Winds of change at Rotary
The COL (Council on Legislation) meet was held in Chicago in May, and many Rotary leaders have hailed it as a path-breaking one. As many as 180 proposals were discussed over the COL week and quite a few significant decisions were taken. That the RI dues for Rotarians will now go up by $4 a year for three years is a decision that is bound to cause some anxiety among Indian Rotarians. But then, as PRIP Raja Saboo put it at the COL, even though this was not a small amount in India, when he asked himself what Rotary had given him, he had to admit “Rotary has made me a better person.” And he couldn’t put a price on that! But more than the raising of RI dues, the lingo and the mood, as gauged, not from a snowing Chicago, but far away from a smouldering Chennai, was to usher in change. The RI leadership has finally decided to walk the talk; after endless debates on change — how to change, where to change, when to change, what to change — the COL has finally embraced change. And this change comes wrapped in a package of freedom and flexibility for the clubs. We’ve heard most senior Rotary leaders saying that “Rotary happens in the Clubs,” and not at the RI headquarters in Evanston.

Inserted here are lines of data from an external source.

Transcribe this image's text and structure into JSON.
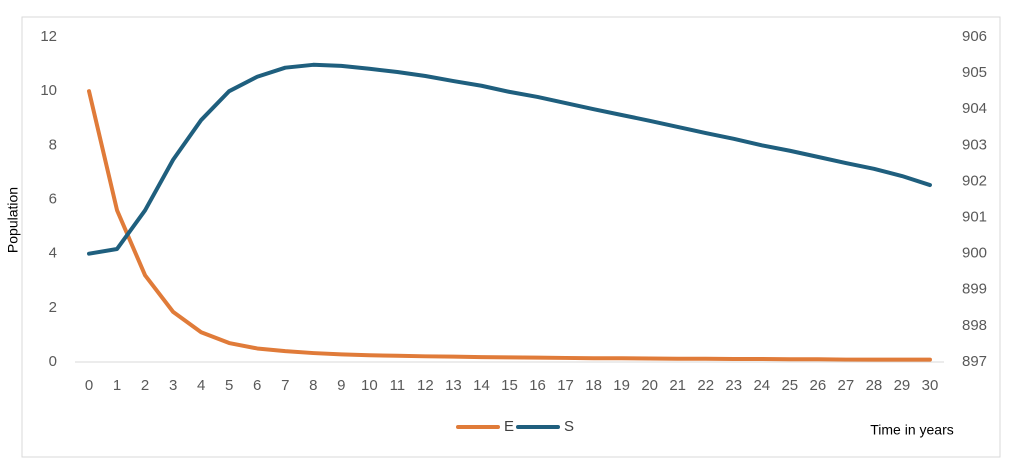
{
  "chart_data": {
    "type": "line",
    "y_label": "Population",
    "x_label": "Time in years",
    "categories": [
      "0",
      "1",
      "2",
      "3",
      "4",
      "5",
      "6",
      "7",
      "8",
      "9",
      "10",
      "11",
      "12",
      "13",
      "14",
      "15",
      "16",
      "17",
      "18",
      "19",
      "20",
      "21",
      "22",
      "23",
      "24",
      "25",
      "26",
      "27",
      "28",
      "29",
      "30"
    ],
    "series": [
      {
        "name": "E",
        "color": "#e07b39",
        "values": [
          10,
          5.6,
          3.2,
          1.85,
          1.1,
          0.7,
          0.5,
          0.4,
          0.33,
          0.28,
          0.25,
          0.23,
          0.21,
          0.2,
          0.18,
          0.17,
          0.16,
          0.15,
          0.14,
          0.14,
          0.13,
          0.12,
          0.12,
          0.11,
          0.11,
          0.1,
          0.1,
          0.09,
          0.09,
          0.09,
          0.09
        ]
      },
      {
        "name": "S",
        "color": "#1f5f7e",
        "axis": "y2",
        "values": [
          900.0,
          900.13,
          901.2,
          902.6,
          903.7,
          904.5,
          904.9,
          905.15,
          905.23,
          905.2,
          905.12,
          905.03,
          904.92,
          904.78,
          904.65,
          904.48,
          904.34,
          904.17,
          904.0,
          903.84,
          903.68,
          903.51,
          903.34,
          903.18,
          903.0,
          902.85,
          902.68,
          902.51,
          902.35,
          902.15,
          901.9
        ]
      }
    ],
    "ylim": [
      0,
      12
    ],
    "yticks": [
      0,
      2,
      4,
      6,
      8,
      10,
      12
    ],
    "y2lim": [
      897,
      906
    ],
    "y2ticks": [
      897,
      898,
      899,
      900,
      901,
      902,
      903,
      904,
      905,
      906
    ],
    "legend": "bottom",
    "grid": false
  }
}
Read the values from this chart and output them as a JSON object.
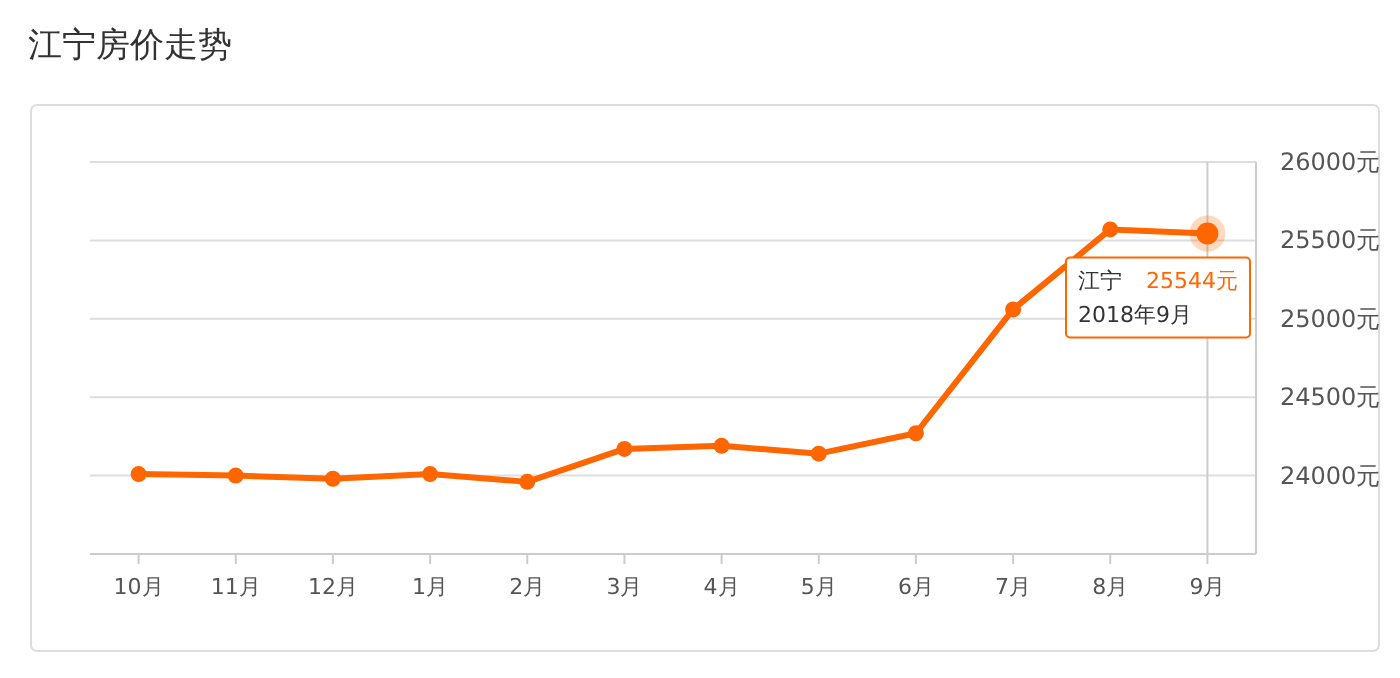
{
  "chart_data": {
    "type": "line",
    "title": "江宁房价走势",
    "categories": [
      "10月",
      "11月",
      "12月",
      "1月",
      "2月",
      "3月",
      "4月",
      "5月",
      "6月",
      "7月",
      "8月",
      "9月"
    ],
    "series": [
      {
        "name": "江宁",
        "color": "#ff6600",
        "values": [
          24010,
          24000,
          23980,
          24010,
          23960,
          24170,
          24190,
          24140,
          24270,
          25060,
          25570,
          25544
        ],
        "value_labels": [
          null,
          null,
          null,
          null,
          null,
          null,
          null,
          null,
          null,
          null,
          null,
          "25544元"
        ]
      }
    ],
    "ylim": [
      23500,
      26000
    ],
    "yticks": [
      {
        "value": 24000,
        "label": "24000元"
      },
      {
        "value": 24500,
        "label": "24500元"
      },
      {
        "value": 25000,
        "label": "25000元"
      },
      {
        "value": 25500,
        "label": "25500元"
      },
      {
        "value": 26000,
        "label": "26000元"
      }
    ],
    "grid": "y",
    "marker": "circle",
    "line_style": "solid",
    "ref_lines": [
      {
        "axis": "x",
        "value": "9月",
        "color": "#cccccc"
      }
    ],
    "annotations": [
      "2018年9月"
    ]
  }
}
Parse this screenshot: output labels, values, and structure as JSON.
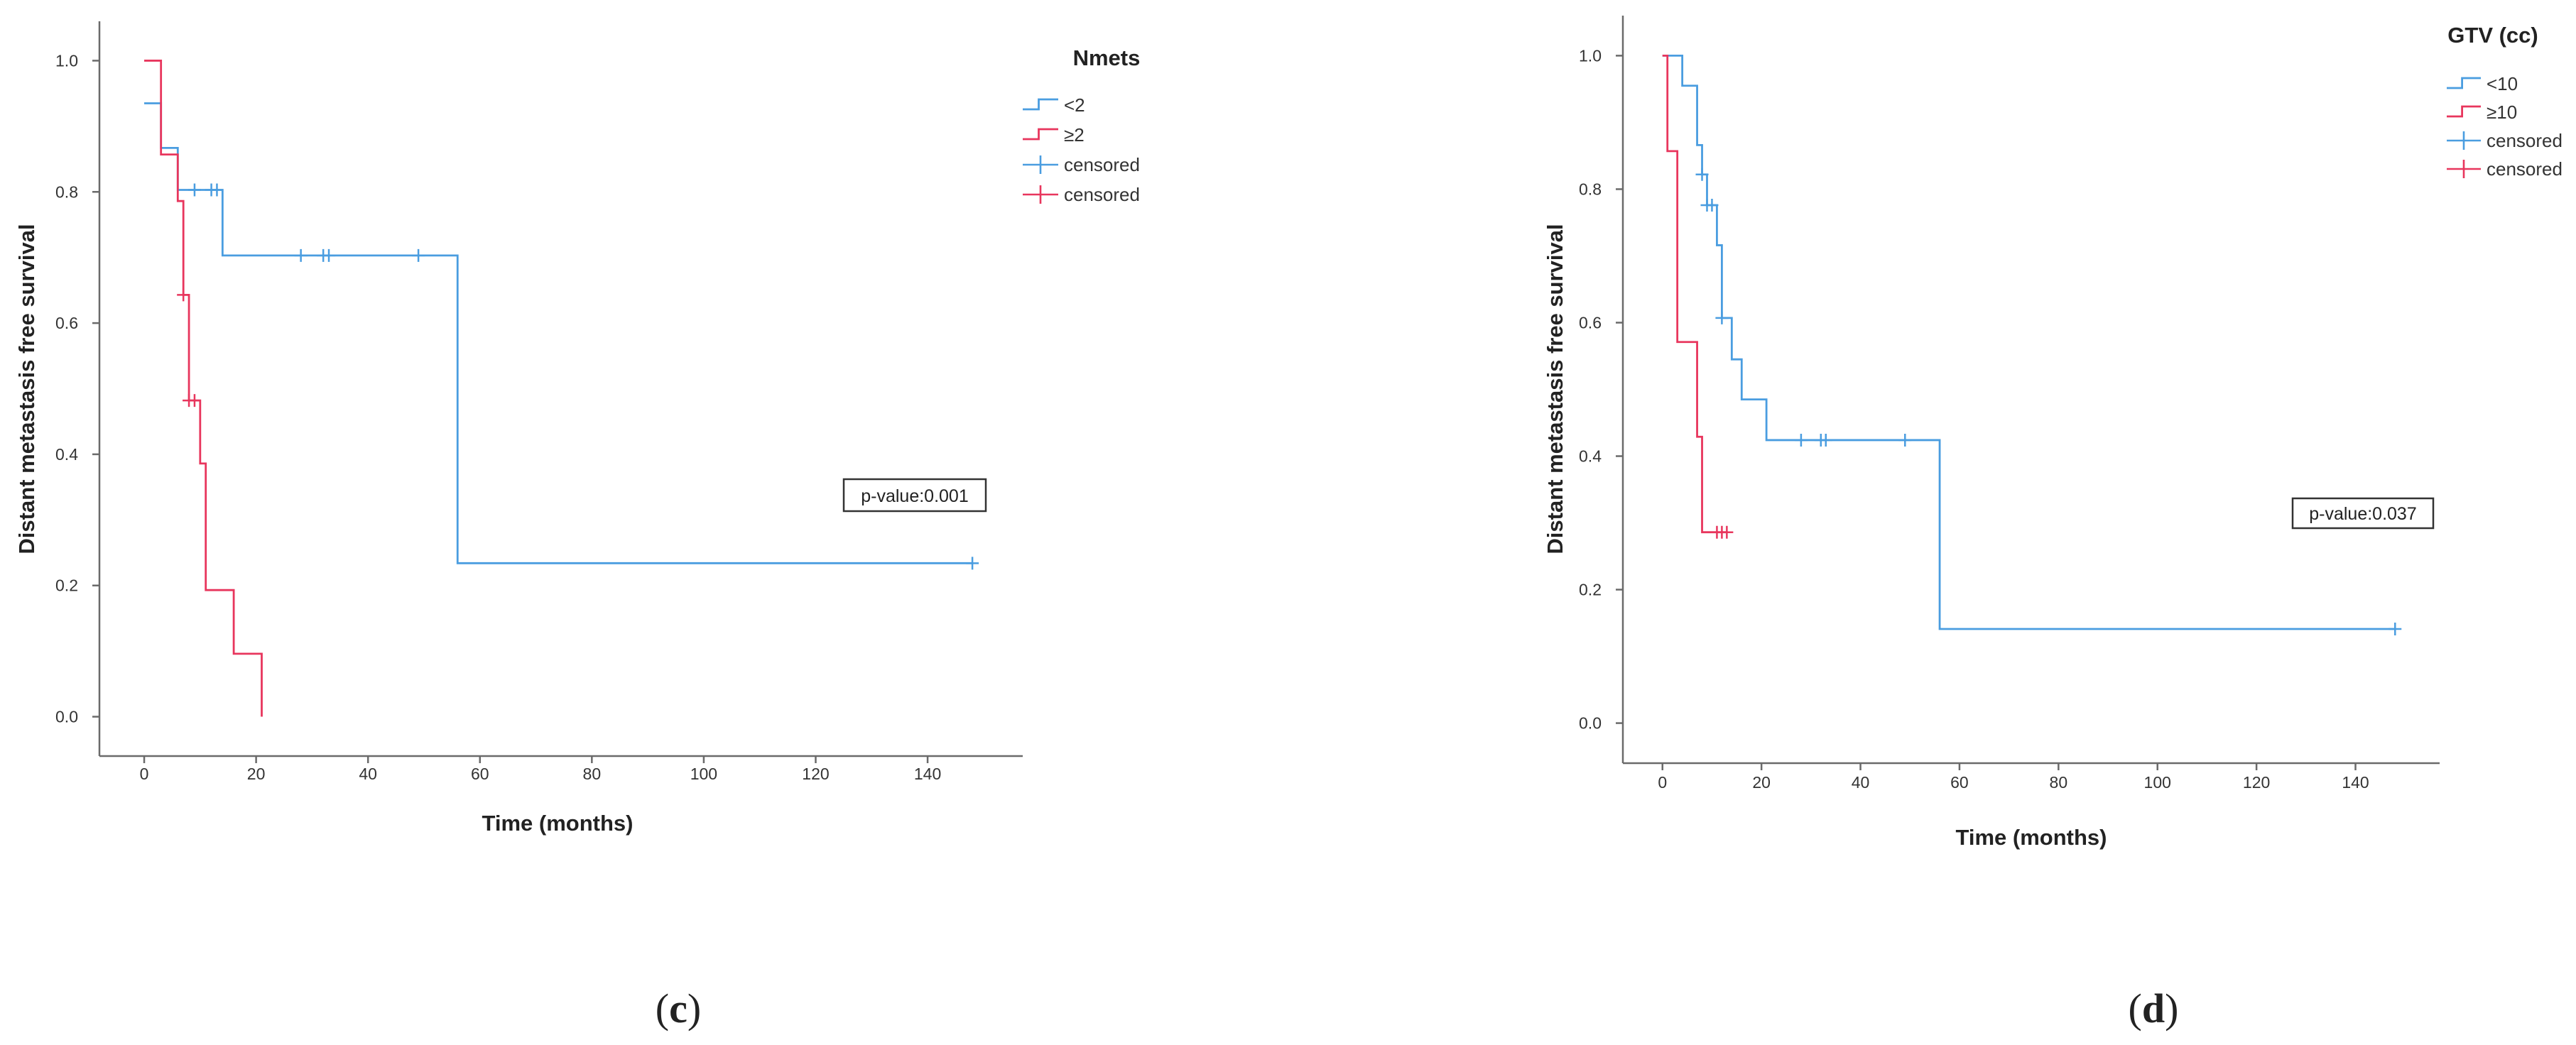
{
  "chart_data": [
    {
      "type": "line",
      "subtype": "kaplan-meier",
      "panel_label": {
        "open": "(",
        "letter": "c",
        "close": ")"
      },
      "xlabel": "Time (months)",
      "ylabel": "Distant metastasis free survival",
      "xlim": [
        -8,
        157
      ],
      "ylim": [
        -0.06,
        1.06
      ],
      "xticks": [
        0,
        20,
        40,
        60,
        80,
        100,
        120,
        140
      ],
      "yticks": [
        0.0,
        0.2,
        0.4,
        0.6,
        0.8,
        1.0
      ],
      "ytick_labels": [
        "0.0",
        "0.2",
        "0.4",
        "0.6",
        "0.8",
        "1.0"
      ],
      "legend_title": "Nmets",
      "legend": [
        {
          "label": "<2",
          "kind": "step",
          "color": "#4a9de0"
        },
        {
          "label": "≥2",
          "kind": "step",
          "color": "#e8365d"
        },
        {
          "label": "censored",
          "kind": "censor",
          "color": "#4a9de0"
        },
        {
          "label": "censored",
          "kind": "censor",
          "color": "#e8365d"
        }
      ],
      "annotation": "p-value:0.001",
      "series": [
        {
          "name": "<2",
          "color": "#4a9de0",
          "steps": [
            [
              0,
              0.935
            ],
            [
              3,
              0.867
            ],
            [
              6,
              0.803
            ],
            [
              14,
              0.703
            ],
            [
              56,
              0.234
            ],
            [
              148,
              0.234
            ]
          ],
          "censored": [
            [
              9,
              0.803
            ],
            [
              12,
              0.803
            ],
            [
              13,
              0.803
            ],
            [
              28,
              0.703
            ],
            [
              32,
              0.703
            ],
            [
              33,
              0.703
            ],
            [
              49,
              0.703
            ],
            [
              148,
              0.234
            ]
          ]
        },
        {
          "name": "≥2",
          "color": "#e8365d",
          "steps": [
            [
              0,
              1.0
            ],
            [
              3,
              0.857
            ],
            [
              6,
              0.786
            ],
            [
              7,
              0.643
            ],
            [
              8,
              0.482
            ],
            [
              10,
              0.386
            ],
            [
              11,
              0.193
            ],
            [
              16,
              0.096
            ],
            [
              21,
              0.0
            ]
          ],
          "censored": [
            [
              7,
              0.643
            ],
            [
              8,
              0.482
            ],
            [
              9,
              0.482
            ]
          ]
        }
      ]
    },
    {
      "type": "line",
      "subtype": "kaplan-meier",
      "panel_label": {
        "open": "(",
        "letter": "d",
        "close": ")"
      },
      "xlabel": "Time (months)",
      "ylabel": "Distant metastasis free survival",
      "xlim": [
        -8,
        157
      ],
      "ylim": [
        -0.06,
        1.06
      ],
      "xticks": [
        0,
        20,
        40,
        60,
        80,
        100,
        120,
        140
      ],
      "yticks": [
        0.0,
        0.2,
        0.4,
        0.6,
        0.8,
        1.0
      ],
      "ytick_labels": [
        "0.0",
        "0.2",
        "0.4",
        "0.6",
        "0.8",
        "1.0"
      ],
      "legend_title": "GTV (cc)",
      "legend": [
        {
          "label": "<10",
          "kind": "step",
          "color": "#4a9de0"
        },
        {
          "label": "≥10",
          "kind": "step",
          "color": "#e8365d"
        },
        {
          "label": "censored",
          "kind": "censor",
          "color": "#4a9de0"
        },
        {
          "label": "censored",
          "kind": "censor",
          "color": "#e8365d"
        }
      ],
      "annotation": "p-value:0.037",
      "series": [
        {
          "name": "<10",
          "color": "#4a9de0",
          "steps": [
            [
              0,
              1.0
            ],
            [
              4,
              0.955
            ],
            [
              7,
              0.866
            ],
            [
              8,
              0.822
            ],
            [
              9,
              0.776
            ],
            [
              11,
              0.716
            ],
            [
              12,
              0.607
            ],
            [
              14,
              0.545
            ],
            [
              16,
              0.485
            ],
            [
              21,
              0.424
            ],
            [
              56,
              0.141
            ],
            [
              148,
              0.141
            ]
          ],
          "censored": [
            [
              8,
              0.822
            ],
            [
              9,
              0.776
            ],
            [
              10,
              0.776
            ],
            [
              12,
              0.607
            ],
            [
              28,
              0.424
            ],
            [
              32,
              0.424
            ],
            [
              33,
              0.424
            ],
            [
              49,
              0.424
            ],
            [
              148,
              0.141
            ]
          ]
        },
        {
          "name": "≥10",
          "color": "#e8365d",
          "steps": [
            [
              0,
              1.0
            ],
            [
              1,
              0.857
            ],
            [
              3,
              0.571
            ],
            [
              7,
              0.429
            ],
            [
              8,
              0.286
            ],
            [
              13,
              0.286
            ]
          ],
          "censored": [
            [
              11,
              0.286
            ],
            [
              12,
              0.286
            ],
            [
              13,
              0.286
            ]
          ]
        }
      ]
    }
  ]
}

Well, now those clubs will be armed with the freedom to decide how often they meet, where they meet, what form or mode that meeting will take, but within the framework of at least two meetings a month.
Also, the stringent criteria on who can join a Rotary club have also been relaxed by Rotary’s legislative body; the earlier six criteria for membership have now been relaxed and replaced with the simple requirement that a person with good character, good reputation in the chosen profession and enthusiasm and willingness to serve the community can become a Rotarian. This is certainly bound to boost membership. Add to it the new rule that Rotaractors can now join Rotary clubs as ‘associate members,’ and the changing face of Rotary is amply evident. The best news for us at the Rotary News Trust is the mandatory subscription to at least one Rotary magazine — either the regional magazine or The Rotarian — has been reinforced. Of course if there are more than one Rotarian living at the same address, then they can get only one magazine. But when we match our subscription data to the number of Rotarians in India, and the total subscription to The Rotarian — which by the way comes at a price tag of $24, compared to sub-$7 (Rs 420) for Rotary News — we find there are a few thousand Rotarians out there who are not subscribing to any magazine. This is a serious breach with consequences which the club will have to face. According to the rule book, if we bring this to RI’s notice the defaulting clubs can face a range of issues including inability to participate in district nominations and elections and even suspension. As the new Rotary year approaches, both outgoing and incoming Presidents will do well to ensure that their clubs are not defaulters in this area.
Beginning this month, we’ve started a new feature — Club Corner — where four good projects of different clubs will be featured.